On the back of reviews into anti-consumer behaviour from banks, insurers and other financial service providers, the Government is introducing new regulations. Marc Daalder reports.

After reviews by the Reserve Bank of New Zealand and the Financial Markets Authority showed banks and other institutions have engaged in predatory practices, Commerce and Consumer Affairs Minister Kris Faafoi has pledged action.

A new "financial conduct regime" will come in legislation soon to be introduced to Parliament, Faafoi said.

The regime will require insurers and deposit takers (including banks and credit unions) to be licensed by the FMA. Licensed institutions will have to meet a fair treatment standard and implement policies along these lines.

The regime will particularly target sales incentives that motivate employees to act against customers' best interests. Volume- or value-based sales targets will be banned.

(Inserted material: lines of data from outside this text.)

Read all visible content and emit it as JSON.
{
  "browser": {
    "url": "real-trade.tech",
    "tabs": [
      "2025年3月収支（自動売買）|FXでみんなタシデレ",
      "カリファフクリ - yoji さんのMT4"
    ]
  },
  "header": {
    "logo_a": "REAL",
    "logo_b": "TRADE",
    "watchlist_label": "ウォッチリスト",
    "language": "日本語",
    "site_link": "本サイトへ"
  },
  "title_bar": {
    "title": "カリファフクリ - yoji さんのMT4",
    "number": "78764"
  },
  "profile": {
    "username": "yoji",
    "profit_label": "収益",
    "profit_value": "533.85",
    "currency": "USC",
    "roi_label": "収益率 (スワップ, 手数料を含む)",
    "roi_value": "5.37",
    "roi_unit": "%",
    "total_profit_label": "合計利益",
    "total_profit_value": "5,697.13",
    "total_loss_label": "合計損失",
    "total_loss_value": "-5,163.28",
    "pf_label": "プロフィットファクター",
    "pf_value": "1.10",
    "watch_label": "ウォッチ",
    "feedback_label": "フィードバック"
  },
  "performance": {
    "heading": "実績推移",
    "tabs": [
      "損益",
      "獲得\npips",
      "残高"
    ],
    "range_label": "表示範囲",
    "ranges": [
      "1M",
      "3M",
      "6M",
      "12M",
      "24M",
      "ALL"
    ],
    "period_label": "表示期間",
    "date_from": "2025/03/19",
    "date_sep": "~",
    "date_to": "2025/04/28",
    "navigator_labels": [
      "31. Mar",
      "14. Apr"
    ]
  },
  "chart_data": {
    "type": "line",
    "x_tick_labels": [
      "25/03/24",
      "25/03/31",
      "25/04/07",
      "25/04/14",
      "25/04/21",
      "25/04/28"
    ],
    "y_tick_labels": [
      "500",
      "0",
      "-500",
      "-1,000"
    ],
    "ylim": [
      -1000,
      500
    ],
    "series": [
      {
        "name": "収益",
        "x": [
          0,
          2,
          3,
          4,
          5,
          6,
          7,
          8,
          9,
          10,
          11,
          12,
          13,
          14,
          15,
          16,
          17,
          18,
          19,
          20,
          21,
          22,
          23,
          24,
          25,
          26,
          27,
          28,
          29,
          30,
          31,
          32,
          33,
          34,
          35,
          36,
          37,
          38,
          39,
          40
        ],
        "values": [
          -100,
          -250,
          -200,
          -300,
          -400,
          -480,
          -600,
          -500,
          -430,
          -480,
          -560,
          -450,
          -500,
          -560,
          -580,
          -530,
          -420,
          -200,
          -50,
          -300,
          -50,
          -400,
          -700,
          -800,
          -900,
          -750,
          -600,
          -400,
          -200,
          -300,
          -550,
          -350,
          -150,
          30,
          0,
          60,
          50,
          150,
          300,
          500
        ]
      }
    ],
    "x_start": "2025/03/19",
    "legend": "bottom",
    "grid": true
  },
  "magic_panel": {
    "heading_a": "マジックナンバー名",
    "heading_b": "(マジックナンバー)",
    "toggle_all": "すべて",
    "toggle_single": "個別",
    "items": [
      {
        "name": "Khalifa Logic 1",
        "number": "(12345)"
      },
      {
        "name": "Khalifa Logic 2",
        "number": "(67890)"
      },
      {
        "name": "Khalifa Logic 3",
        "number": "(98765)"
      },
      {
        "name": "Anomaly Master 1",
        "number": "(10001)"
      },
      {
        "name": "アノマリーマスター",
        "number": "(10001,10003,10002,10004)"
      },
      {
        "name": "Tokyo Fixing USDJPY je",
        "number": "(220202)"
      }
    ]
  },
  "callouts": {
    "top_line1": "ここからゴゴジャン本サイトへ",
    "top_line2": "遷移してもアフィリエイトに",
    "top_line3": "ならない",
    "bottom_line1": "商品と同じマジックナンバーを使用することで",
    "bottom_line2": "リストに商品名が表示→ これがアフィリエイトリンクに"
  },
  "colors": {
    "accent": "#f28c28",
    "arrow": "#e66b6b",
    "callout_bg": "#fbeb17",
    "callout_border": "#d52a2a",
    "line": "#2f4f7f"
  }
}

"Incentives such as overseas trips or bonuses for selling a certain amount of insurance policies can lead to sales staff pressuring customers into buying unsuitable products, like policies they can never claim on," Faafoi said.

"Removing these types of incentives will provide better protections for consumers from misconduct."

Intermediaries for licensed institutions (such as a car dealership selling insurance on behalf of an insurer) will also have to follow these rules or the licensed entity will be held accountable.

Failure to adhere to the rules could be met with direction from the FMA to change policies or even the suspension of the license.

"By taking action to improve conduct, we’re putting the consumer at the centre and helping banks and insurers to restore confidence in their industry. We all benefit from a well-functioning financial sector that’s focused on the interests and needs of customers," Faafoi said.